他のメンバーも同様なようで、リハーサルが終わるとグッタリしている者が多かった。

 その中で1人だけ、他のメンバーとはテンションが違う者がいた。
リハーサルが終わるとメンバーは楽屋に戻ったのだが、優子は戻るなり部屋の隅に置かれていたイスに俯き気味に座っていた。
他のメンバーとは距離をとっていた優子の様子を、足を投げ出しボヤいていた佐江は横目でしっかり見ていた。

「はぁ……」

「どうしたの優子? 佐江と違ってリハ完璧だったよ?」

 優子とは互いを“心友”と呼び合う仲の佐江には、優子のため息が他のメンバーと違うことを薄々感づいていたが聞き出しやすいようにあえて違う聞き方をした。

「そんなこと……佐江だって、もう完璧じゃん」

「ありがと。 でもね、優子が辛そうだとファンの人達も……私も悲しいよ」

「佐江……」

 佐江はしゃがみ優子と同じ目線で優しい眼差しを向ける。
普段はどちらかというと男性的な印象の彼女。
その彼女が時折見せる聖母を思わせる眼差しに優子は自然と悩みを打ち明けていた。
ストーカーの事、瑛士の事全てを話す優子の瞳から涙が零れる。
佐江は涙で服が濡れるのも構わず優子を抱きしめ、優しく頭を撫でた。

「よく頑張ったね。 優子はがんばったよ」

「うん、グス、ありがとう……グス」

 2人のやり取りは楽屋の奥で、誰にも見えないところで行なわれていた。
内容は聞こえないが時折聞こえる優子の泣き声に、気になった“峯岸 みなみ”や“板野 友美”それに“梅田 彩佳”など数人が奥へ行こうとする。

「やめときなよ」

「何で止めるの才加? 優子が泣いてるんだよ?」

 行く手を阻むようにする才加に、食ってかかるみなみ。

「気になるけど、優子が泣き止むまで待とう? あたし達がいたら全部吐き出せないよ」

「……そうかもしれませんね……優子はん、みんなの前では頑張り過ぎるから……」

「……ごめん、才加」

 そこまで考えている才加に“横山 由衣”が相槌を打つと、それに対して素直に謝るみなみ。

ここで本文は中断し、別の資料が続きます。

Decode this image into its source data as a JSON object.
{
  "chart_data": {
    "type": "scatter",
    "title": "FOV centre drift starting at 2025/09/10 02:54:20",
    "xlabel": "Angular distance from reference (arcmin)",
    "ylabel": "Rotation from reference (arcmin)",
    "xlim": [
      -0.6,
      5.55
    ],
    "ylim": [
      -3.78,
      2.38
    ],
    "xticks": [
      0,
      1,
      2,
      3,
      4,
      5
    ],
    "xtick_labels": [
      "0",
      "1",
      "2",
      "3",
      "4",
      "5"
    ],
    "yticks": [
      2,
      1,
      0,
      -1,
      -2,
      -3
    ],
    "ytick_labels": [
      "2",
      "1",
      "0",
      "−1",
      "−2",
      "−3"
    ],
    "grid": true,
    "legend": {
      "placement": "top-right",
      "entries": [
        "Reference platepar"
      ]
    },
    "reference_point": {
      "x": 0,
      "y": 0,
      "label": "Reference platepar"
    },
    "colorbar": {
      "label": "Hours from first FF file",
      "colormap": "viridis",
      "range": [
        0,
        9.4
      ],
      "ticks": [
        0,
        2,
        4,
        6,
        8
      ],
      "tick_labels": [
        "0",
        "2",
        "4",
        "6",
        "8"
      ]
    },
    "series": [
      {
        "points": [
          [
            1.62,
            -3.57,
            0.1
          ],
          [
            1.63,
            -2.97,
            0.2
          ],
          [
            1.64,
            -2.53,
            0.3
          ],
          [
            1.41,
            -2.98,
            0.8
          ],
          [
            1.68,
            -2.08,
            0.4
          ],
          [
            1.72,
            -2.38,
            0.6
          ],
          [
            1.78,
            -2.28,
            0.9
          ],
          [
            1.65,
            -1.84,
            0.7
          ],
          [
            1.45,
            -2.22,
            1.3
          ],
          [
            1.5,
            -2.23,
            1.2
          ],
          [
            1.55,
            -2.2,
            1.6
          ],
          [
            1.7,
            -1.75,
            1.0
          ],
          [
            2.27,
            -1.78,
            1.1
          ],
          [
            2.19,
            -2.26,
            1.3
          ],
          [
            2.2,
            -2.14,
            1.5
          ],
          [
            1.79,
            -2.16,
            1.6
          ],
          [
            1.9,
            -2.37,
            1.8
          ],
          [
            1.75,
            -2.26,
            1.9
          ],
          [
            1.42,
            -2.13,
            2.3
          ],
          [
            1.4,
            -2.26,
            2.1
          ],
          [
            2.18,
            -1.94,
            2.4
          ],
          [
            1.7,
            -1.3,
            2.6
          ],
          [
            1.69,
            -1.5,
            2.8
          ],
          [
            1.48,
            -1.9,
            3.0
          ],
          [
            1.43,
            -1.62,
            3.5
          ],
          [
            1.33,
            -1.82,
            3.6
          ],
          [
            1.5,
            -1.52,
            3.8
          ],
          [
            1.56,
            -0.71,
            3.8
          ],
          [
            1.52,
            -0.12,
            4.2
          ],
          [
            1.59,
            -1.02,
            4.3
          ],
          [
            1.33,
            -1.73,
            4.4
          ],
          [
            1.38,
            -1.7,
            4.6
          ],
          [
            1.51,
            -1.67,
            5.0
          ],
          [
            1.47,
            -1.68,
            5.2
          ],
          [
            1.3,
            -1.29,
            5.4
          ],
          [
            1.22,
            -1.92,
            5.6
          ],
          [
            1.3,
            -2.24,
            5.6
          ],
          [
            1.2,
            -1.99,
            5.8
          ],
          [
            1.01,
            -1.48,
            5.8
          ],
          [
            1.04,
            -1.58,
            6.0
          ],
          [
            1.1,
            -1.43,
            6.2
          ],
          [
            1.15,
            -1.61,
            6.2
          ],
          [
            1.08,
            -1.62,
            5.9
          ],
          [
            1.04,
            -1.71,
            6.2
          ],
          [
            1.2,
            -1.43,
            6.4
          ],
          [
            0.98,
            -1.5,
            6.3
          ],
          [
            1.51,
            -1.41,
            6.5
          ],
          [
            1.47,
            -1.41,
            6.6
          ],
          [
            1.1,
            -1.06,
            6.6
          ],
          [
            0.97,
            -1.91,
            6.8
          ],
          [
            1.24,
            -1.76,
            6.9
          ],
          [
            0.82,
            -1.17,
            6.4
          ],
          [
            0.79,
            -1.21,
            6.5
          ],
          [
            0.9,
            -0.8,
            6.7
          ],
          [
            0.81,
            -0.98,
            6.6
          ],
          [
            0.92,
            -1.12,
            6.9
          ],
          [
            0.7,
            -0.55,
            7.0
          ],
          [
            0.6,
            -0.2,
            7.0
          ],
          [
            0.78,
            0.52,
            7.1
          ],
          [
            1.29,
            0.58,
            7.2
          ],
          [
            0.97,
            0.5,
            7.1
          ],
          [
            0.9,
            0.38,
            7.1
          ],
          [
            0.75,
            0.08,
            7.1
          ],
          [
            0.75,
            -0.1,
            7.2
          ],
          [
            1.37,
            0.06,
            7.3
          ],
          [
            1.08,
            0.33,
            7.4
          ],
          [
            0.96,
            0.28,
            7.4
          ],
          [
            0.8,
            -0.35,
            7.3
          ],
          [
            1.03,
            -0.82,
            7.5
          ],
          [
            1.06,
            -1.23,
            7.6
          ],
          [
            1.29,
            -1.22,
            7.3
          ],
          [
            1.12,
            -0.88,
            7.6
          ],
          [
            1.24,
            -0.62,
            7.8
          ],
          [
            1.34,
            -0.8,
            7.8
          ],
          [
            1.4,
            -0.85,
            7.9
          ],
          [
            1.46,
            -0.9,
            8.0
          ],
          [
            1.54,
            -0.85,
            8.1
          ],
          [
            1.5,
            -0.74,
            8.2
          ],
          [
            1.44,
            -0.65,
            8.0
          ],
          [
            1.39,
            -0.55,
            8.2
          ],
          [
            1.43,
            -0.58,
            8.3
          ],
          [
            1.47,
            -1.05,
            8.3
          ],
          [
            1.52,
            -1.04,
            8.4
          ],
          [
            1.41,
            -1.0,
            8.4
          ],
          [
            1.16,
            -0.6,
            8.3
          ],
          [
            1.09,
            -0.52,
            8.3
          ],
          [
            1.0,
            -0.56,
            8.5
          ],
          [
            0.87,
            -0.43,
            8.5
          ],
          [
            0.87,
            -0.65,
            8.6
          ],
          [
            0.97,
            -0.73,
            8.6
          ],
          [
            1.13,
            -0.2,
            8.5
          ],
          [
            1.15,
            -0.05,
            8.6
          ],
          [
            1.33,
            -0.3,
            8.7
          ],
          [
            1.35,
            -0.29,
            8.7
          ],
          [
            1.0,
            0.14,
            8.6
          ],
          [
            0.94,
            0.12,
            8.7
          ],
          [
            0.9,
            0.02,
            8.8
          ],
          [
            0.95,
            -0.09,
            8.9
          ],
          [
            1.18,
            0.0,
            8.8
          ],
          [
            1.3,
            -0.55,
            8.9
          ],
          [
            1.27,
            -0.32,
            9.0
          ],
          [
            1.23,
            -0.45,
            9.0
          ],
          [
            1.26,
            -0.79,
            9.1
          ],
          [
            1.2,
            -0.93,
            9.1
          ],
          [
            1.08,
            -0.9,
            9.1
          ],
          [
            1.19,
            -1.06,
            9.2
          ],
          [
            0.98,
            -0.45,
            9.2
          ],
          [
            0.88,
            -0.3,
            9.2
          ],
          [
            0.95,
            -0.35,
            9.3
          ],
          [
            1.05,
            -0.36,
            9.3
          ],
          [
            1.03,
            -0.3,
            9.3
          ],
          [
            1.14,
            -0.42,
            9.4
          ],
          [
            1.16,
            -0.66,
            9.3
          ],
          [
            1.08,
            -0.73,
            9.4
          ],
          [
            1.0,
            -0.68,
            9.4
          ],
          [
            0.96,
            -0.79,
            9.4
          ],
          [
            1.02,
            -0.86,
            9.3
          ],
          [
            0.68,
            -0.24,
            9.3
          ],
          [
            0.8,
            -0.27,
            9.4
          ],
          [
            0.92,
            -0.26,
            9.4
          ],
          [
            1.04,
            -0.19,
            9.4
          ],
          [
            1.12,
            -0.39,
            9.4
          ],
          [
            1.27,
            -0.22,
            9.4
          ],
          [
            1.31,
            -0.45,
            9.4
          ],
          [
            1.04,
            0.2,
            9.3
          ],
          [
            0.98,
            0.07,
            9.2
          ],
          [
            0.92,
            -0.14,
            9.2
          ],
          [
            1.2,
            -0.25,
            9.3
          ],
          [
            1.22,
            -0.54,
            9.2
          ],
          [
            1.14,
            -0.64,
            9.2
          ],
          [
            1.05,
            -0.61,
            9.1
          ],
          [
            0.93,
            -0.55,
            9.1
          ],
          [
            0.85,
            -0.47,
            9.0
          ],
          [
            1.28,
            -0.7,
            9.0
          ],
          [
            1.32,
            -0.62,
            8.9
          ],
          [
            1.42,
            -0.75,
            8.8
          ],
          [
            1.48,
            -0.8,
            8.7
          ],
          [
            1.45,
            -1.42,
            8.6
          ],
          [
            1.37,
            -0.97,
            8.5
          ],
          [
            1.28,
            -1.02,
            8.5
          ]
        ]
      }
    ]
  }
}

『AKBに入れて幸せやんな。 優子はんみんなに慕われて羨ましい。』

 才加もみなみも、お互い優子のことを心配しているからこそ丸く収まるのだろうと、由依はニコニコしながら見ていた。
だが、その2人が心配する相手“優子”が泣いている理由が分かった訳ではなく、由依も周りのメンバー同様心配していた。